Artikel 19. JaarverslagDeze bepaling is opgenomen bij de laatste wijziging van de verordening in 2010. In de praktijk blijkt dat de bezwaarschriftencommissie jaarlijks verslag uitbrengt. De invulling van dit verslag is aan de commissie gelaten. Voor de hand ligt dat wordt aangegeven welke aantallen bezwaren zijn ingediend, wat de werkvoorraad was bij aanvang van het kalenderjaar, hoeveel adviezen zijn uitgebracht, wat de adviezen inhielden (niet-ontvankelijk, (deels) gegrond etc.) of het bestuursorgaan contrair heeft besloten, in welke gevallen beroep wordt ingediend en wat de uitkomst van dit beroep is. Er is gekozen voor een cijfermatig verslag en niet voor een uitgebreid inhoudelijk verslag. Waar nodig zullen de cijfers worden voorzien van een beknopte toelichting.
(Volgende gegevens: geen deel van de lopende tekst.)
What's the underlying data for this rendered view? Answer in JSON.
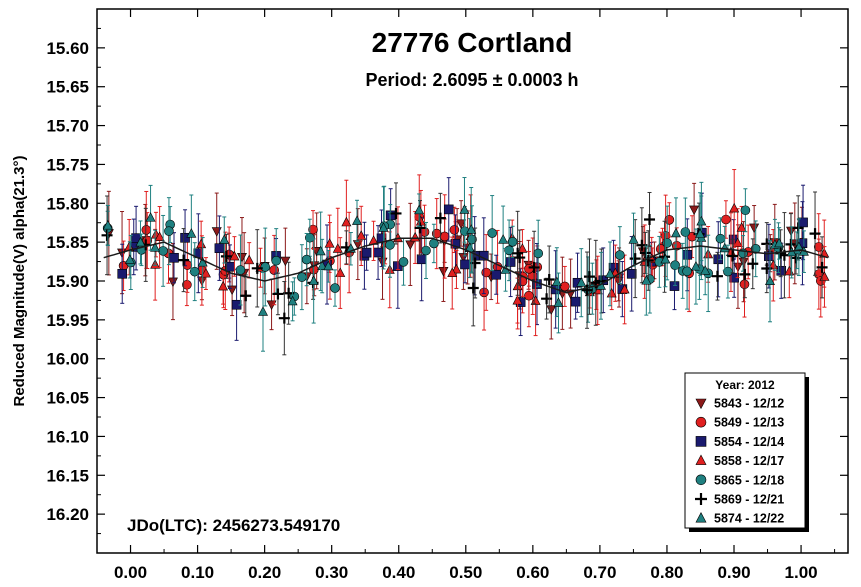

Het wordt aan de secretaris en de voorzitter overgelaten of zij aan de cijfers nog andere overwegingen willen toevoegen.

Het jaarverslag kan worden gebruikt om aan de bestuursorganen adviezen te geven over de verbeterpunten op het gebied van juridische kwaliteit.

Artikel 20. Intrekking oude regelingDit artikel spreekt voor zich.

Artikel 21. InwerkingtredingIn artikel 139 tot en met 144 Gemeentewet zijn de bekendmaking en inwerkingtreding van besluiten die algemeen verbindende voorschriften inhouden geregeld. De bepalingen over bekendmaking en mededeling van besluiten zoals opgenomen in afdeling 3.6 Awb zijn niet van toepassing op algemeen verbindende voorschriften (zie artikel 3:1 Awb dat aangeeft dat op besluiten, die algemeen verbindende voorschriften inhouden, van dat hoofdstuk slechts afdeling 2 tot en met 4A van toepassing zijn en wel voorzover de aard van de besluiten zich daartegen niet verzet). Besluiten van het gemeentebestuur die algemeen verbindende voorschriften inhouden, verbinden niet dan wanneer ze bekendgemaakt zijn. De bekendmaking geschiedt door plaatsing in het Gemeenteblad of in een andere door de gemeente algemeen verkrijgbaar gestelde uitgave (huis-aan-huisblad of plaatselijk dagblad).

Artikel 22. CiteertitelDeze verordening kan worden aangehaald als: Verordening commissie bezwaarschriften.